For nearly as long as James “Whitey” Bulger—the infamous Boston gangster and FBI informant who was on the lam for 16 years—has been in the news, Shelley Murphy has been reporting on him.
Murphy, who graduated from Northeastern in 1980 with a degree in political science, covered the Bulger case for The Boston Herald and The Boston Globe, where she now reports on organized crime, homeland security, and legal affairs. She returned to her alma mater yesterday to discuss her new book, Whitey Bulger: America’s Most Wanted Gangster and the Manhunt That Brought Him to Justice, which she co-wrote with Globe columnist Kevin Cullen.
“There’s much that’s been written about ‘Whitey,’ and there are a lot of books about him, but we wanted to find out what made him tick,” Murphy said. “How do you have one brother become so successful and another take such a wildly different course?” she added, referring to William Bulger, who served as president of both the University of Massachusetts and the Massachusetts State Senate.
The book is based on new reporting, including letters provided to them by Bulger’s prison friend Richard Sunday.
During her hourlong lecture at Snell Library, Murphy recounted her coverage of the Bulger case, including Bulger’s relationship with the FBI and the circumstances of his 2011 arrest; the gangster’s attempts to rehabilitate his image; and his personal feelings about the authors.
“He hates us. That was one of the most stunning things to me,” Murphy said, explaining that she sought to cover the notorious figure fairly. “I thought if you write the truth, people would respect that. He said a lot of things about me—he called me a traitor, because I grew up in Dorchester and went to South Boston High School, and I lot of other things I won’t repeat.”

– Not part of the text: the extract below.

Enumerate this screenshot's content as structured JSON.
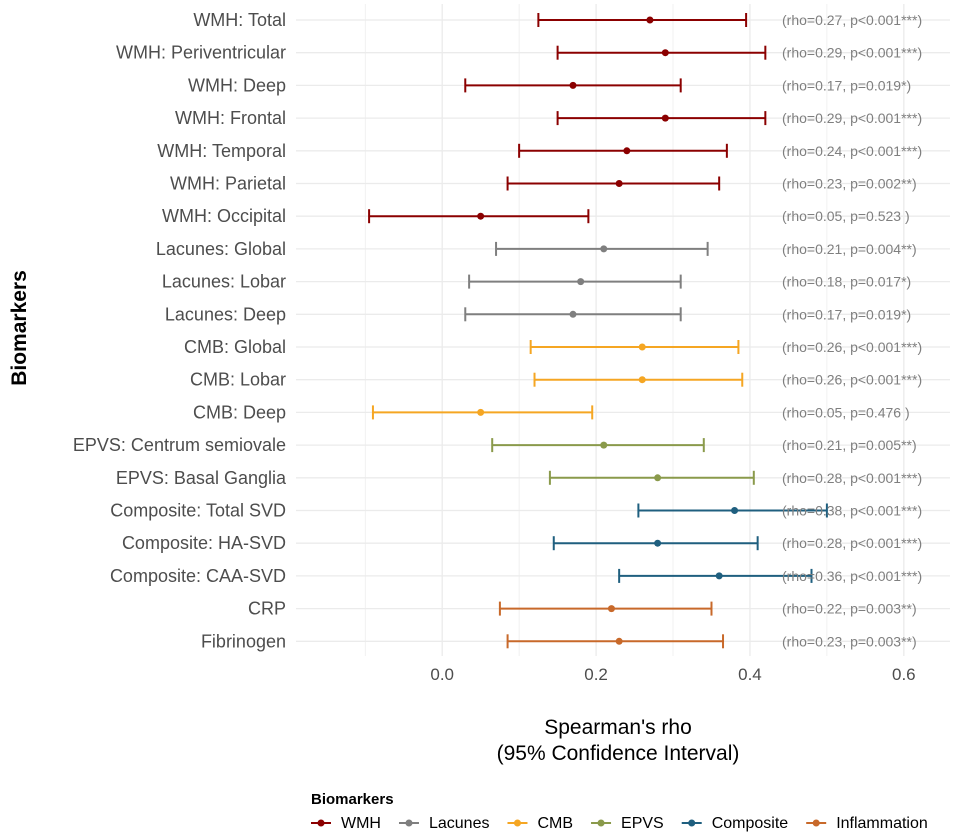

According to Murphy, Bulger developed a vitriolic distrust of the government after his imprisonment in the 1950s and ‘60s for armed robbery and hijacking, where he unknowingly participated in a CIA experiment in mind control by taking LSD. Still, he developed strong ties to the Boston FBI, which in the 1970s and ‘80s was focused on taking down the Italian mafia. He and agent John Connolly had developed a friendship as children, Murphy said, growing up in the same South Boston housing project where Bulger got his start in crime.
“From a very early age, he cultivated his image as a neighborhood good guy,” Murphy said. “A good bad guy. He quickly cultivated this reputation in South Boston of ‘Of course he’s a gangster, but he’s our gangster—how bad could he be?’”
Bulger maintains he was a gangster “with scruples,” according to Murphy. Though he is charged with 19 counts of murder, he adamantly maintains that he did not kill the two female victims he stands accused of murdering in a forthcoming trial. He also says he was never an FBI informant, but rather a strategist or analyst, which Murphy called “more a matter of semantics.”
The book has received popular reviews and has sold well both locally and nationally, ranking 14th on The New York Times bestsellers list. Tuesday’s meet-the-author event, co-sponsored by the School of Journalism, Northeastern Libraries, and the Northeastern Bookstore, began with an introduction from journalism professor Bill Kirtz, who praised the book.
“It’s a real fantastic read,” Kirtz said. “It doesn’t read like just a series of articles—it has a real nice flow to it.”